AK Parti’nin kuruluş felsefelerinden en önemlisi olan geleceği ihya ve inşa etmek bu değişim ve dönüşüm süreçlerinde ancak başarıya kavuşturulabilir. Bazı il ve ilçeler bu durumu ciddi bir hassasiyetle gözetirken bir kaçı ise gerçekten beni şaşırttı. Bu kotaların konulması özellikle kadınlar ve gençler üzerindeki asimile hareketleri engellemek ve bu kitleleri kuşatmaya çalışan tehlikeli dalgalardan uzak tutmaktır. Kadınlar günü vesilesiyle Taksim’de yapılan yürüyüşü ve açılan ahlaksız pankartları hatırlatmama gerek yok sanırım. Eğer kadınlara gereken önemi veremezsek gelecek adına önünü alamayacağımız problemler yaşarız. Gençlik meselesi ise daha çok önem arz etmektedir. Cumhurbaşkanı Erdoğan için ve gelecekleri için güzel günler görme inancıyla ölümü keskin bir bıçak gibi sırtlarında taşıyarak eylemlerden eyleme koşan bu gençliği görmezden gelme ve bunların yönetimlerdeki kotalarına ipotek koymak bu gençlerin inancını zedeler.
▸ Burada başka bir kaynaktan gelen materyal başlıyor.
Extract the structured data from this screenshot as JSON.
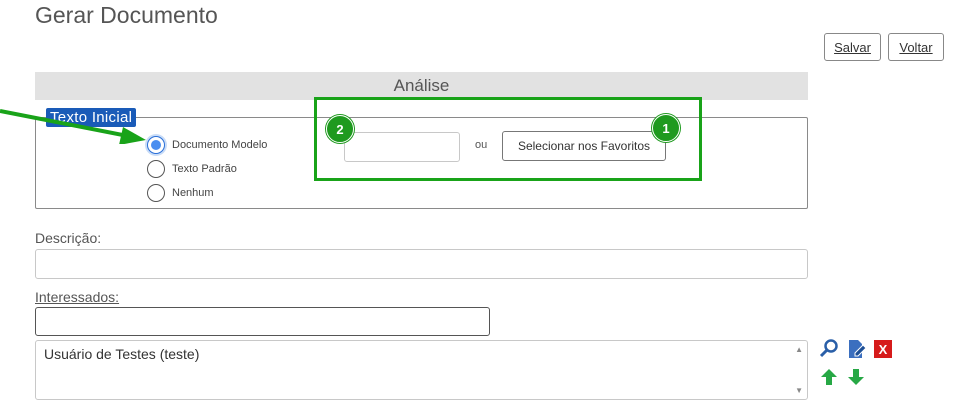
{
  "page": {
    "title": "Gerar Documento"
  },
  "toolbar": {
    "save_label": "Salvar",
    "back_label": "Voltar"
  },
  "section": {
    "title": "Análise"
  },
  "texto_inicial": {
    "legend": "Texto Inicial",
    "options": [
      {
        "label": "Documento Modelo",
        "selected": true
      },
      {
        "label": "Texto Padrão",
        "selected": false
      },
      {
        "label": "Nenhum",
        "selected": false
      }
    ],
    "document_number_value": "",
    "or_label": "ou",
    "favorites_button": "Selecionar nos Favoritos"
  },
  "annotations": {
    "badge_1": "1",
    "badge_2": "2",
    "highlight_color": "#19a319"
  },
  "descricao": {
    "label": "Descrição:",
    "value": ""
  },
  "interessados": {
    "label": "Interessados:",
    "input_value": "",
    "list": [
      "Usuário de Testes (teste)"
    ]
  },
  "icons": [
    "search-icon",
    "edit-icon",
    "remove-icon",
    "move-up-icon",
    "move-down-icon",
    "arrow-pointer-icon"
  ]
}
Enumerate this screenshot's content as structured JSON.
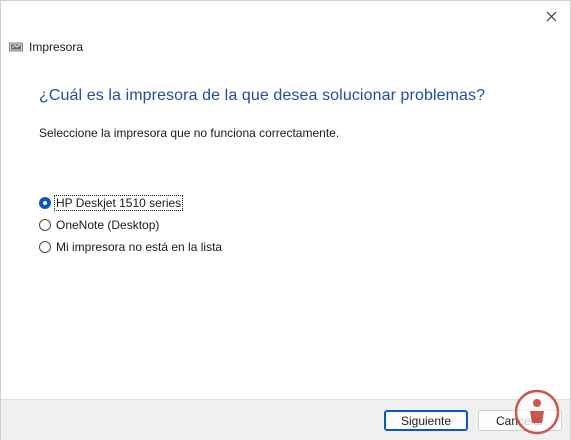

Bugün belirli çıkarlar uğruna yönetimlerinizde gençleri ikinci plana itmek demek o gencin farklı çevrelere ilgisinin artmasına sebebiyet vermek demektir. Emin olun bugün gençliği kuşatan dalganın farkında değilsiniz. Bu dalga ne PKK ne de FETÖ benzeri terör örgütlerine benziyor. İşin trajikomik tarafı ise bu dalga evlerinizde yayılıyor, gelişiyor ve büyüyor. Farkında olduğunuzda umarım geç olmaz. Ahlaki ve dini değerler düşmanlaştırılırken, cinsellik, eş cinsellik, alkol ve her türlü bağımlılık yaratan maddelerin kullanımı meşrulaştırılmakta. Tamamen haz merkezli, zevk merkezli, ben merkezli bir yaşama biçimi gençler arasında hızla yayılmakta. Siyasiler, bürokratlar, yöneticiler, başkanlar, teşkilatçılar vs. vs. durumun hassasiyetine varmalı ve iki önemli kitle olan “Kadın” ve “Gençlik” bir takım çıkarlar uğruna feda edilmemeli. Yarın bir gün bu dalga sizi de vuracak ve o zaman eyvah para etmeyecektir…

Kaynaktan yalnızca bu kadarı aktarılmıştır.